# What happened to Swobo?



## husonfirst (Jul 15, 2006)

I wanted to check out the Del Norte but their website says they've suspended operations. I wonder what happened.


----------



## foofighter (Dec 19, 2008)

ok i just went on their site and seems they got hacked? because there's a movie poster for blacksheep and some verbiage...

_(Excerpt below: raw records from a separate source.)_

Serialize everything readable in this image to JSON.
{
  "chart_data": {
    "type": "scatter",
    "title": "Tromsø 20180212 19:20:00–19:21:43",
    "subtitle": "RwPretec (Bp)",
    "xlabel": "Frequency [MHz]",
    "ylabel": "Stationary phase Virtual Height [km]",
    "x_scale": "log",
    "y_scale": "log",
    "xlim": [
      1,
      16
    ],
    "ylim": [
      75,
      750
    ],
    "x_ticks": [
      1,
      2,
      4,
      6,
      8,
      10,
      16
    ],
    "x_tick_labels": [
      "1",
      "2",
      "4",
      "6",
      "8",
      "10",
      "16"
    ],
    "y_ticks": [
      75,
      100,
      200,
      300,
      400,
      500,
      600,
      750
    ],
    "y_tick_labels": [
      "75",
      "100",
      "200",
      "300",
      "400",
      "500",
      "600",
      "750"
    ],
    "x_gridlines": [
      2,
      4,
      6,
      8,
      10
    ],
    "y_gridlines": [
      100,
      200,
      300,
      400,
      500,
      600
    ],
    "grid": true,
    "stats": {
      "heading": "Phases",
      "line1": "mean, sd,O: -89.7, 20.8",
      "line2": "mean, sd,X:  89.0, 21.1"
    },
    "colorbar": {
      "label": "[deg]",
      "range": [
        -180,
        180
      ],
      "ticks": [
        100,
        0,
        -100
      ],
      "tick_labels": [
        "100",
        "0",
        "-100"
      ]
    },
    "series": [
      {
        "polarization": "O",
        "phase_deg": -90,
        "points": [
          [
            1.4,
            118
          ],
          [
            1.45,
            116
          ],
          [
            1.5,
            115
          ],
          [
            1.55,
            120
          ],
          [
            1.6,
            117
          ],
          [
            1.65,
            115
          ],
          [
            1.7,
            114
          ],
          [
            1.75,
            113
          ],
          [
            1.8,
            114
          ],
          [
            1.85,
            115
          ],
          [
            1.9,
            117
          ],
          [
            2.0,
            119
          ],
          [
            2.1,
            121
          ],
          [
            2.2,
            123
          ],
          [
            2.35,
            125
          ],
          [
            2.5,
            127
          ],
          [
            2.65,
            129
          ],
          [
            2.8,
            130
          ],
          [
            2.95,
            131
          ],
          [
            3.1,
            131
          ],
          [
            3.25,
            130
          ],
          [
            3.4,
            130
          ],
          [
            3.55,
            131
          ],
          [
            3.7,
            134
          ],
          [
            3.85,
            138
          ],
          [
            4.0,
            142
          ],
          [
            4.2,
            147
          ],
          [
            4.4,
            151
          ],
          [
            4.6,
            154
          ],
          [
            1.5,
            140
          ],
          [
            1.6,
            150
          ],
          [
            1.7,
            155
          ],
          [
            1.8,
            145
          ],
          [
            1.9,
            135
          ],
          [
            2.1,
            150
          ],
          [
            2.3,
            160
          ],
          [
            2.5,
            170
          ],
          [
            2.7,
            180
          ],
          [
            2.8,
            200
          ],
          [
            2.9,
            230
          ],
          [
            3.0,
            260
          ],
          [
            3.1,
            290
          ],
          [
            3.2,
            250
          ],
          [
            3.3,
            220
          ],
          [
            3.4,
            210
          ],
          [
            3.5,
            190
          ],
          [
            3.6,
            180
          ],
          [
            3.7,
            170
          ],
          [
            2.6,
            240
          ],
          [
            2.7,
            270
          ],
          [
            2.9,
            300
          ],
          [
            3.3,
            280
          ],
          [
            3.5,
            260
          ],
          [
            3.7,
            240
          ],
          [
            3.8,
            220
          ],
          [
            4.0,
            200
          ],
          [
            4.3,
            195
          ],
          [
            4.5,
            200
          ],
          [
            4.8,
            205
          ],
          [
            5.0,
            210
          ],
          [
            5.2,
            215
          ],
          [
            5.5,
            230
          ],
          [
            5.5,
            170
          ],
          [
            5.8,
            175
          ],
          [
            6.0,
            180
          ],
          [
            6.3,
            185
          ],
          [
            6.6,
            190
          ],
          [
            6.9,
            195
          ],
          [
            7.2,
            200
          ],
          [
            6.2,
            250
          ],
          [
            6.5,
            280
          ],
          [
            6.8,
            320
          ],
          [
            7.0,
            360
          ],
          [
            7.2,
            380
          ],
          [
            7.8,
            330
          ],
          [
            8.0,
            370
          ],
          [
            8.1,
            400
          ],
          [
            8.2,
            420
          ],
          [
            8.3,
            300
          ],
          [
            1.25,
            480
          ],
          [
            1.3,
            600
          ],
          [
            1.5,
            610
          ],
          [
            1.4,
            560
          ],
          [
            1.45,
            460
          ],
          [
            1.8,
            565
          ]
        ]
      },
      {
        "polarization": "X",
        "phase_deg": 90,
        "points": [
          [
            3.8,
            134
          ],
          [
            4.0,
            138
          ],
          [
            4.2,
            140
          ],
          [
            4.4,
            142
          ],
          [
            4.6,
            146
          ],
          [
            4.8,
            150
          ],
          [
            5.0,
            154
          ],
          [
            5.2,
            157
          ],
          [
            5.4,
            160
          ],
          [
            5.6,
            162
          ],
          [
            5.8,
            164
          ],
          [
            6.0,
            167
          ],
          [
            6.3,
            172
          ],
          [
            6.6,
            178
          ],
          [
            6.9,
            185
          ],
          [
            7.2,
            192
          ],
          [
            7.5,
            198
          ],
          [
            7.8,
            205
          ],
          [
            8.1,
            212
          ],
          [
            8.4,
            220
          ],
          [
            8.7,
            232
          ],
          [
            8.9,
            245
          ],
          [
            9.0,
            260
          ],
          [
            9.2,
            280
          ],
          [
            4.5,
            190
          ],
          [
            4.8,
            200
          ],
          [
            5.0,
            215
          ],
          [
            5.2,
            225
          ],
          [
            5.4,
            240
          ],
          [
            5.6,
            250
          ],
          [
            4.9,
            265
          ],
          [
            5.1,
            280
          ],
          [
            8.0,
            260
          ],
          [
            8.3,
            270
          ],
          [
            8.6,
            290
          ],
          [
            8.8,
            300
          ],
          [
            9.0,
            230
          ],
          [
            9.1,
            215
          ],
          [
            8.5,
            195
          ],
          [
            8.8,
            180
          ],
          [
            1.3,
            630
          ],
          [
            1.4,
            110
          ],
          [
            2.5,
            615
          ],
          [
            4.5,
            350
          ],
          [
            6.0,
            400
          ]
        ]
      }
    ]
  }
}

> In our relentless quest to provide superior wool garments, we have at times resorted to some less than completely tested science. As can be expected with any experimentation, there is an element of risk involved when pushing the envelope. In this case, our efforts to produce the next super-wool had the unfortunate contingent side effect of propagating an outbreak of zombie sheep.
> 
> Understandably, this has caused some unforeseen complications for our day to day operations. Therefore, it is with great regret that we have to temporarily suspend our regular business operations. We apologize for any inconvenience this might cause, but please bear with us.
> 
> ...


----------



## UrbanPrimitive (Jun 14, 2009)

Their website (at 11:29pm E.S.T.) requires a username and password to access. I'm not aware of any significant upheaval in the business. My first guess after reading foofighter's quote was that the higher ups put some gen-Y friendly copy on the front page while doing some reorganizing of the business or the site. But, alas, it seems that's not true and there is something foul afoot. My take on it at present is stay tuned for a week and see what happens. Unless it just happened the company hasn't gone under and their frames are still available from other retailers.


----------



## ejr13 (Dec 14, 2006)

From their twitter 

"Swobotwit Swobo 
Bike, clothes, and cool gear we know. Web sites? Not so much. Will be back ASAP.
16 May

Swobotwit Swobo 
Ah...technical difficulties. Making a little change to the store and BAM! the whole thing broke. Will be back up ASAP.
16 May


----------



## johnny dollar (Jul 21, 2010)

lol. 

Internet 1 
Swobo 0


----------



## PomPilot (May 17, 2006)

So _that's_ where some of my firm's former ecomm designers ended up.


----------



## David Loving (Jun 13, 2008)

If something happens to SWOBO where am I gonna get sock and T-shirts?


----------



## Pablo (Jul 7, 2004)

David Loving said:


> If something happens to SWOBO where am I gonna get sock and T-shirts?


Smartwool.


----------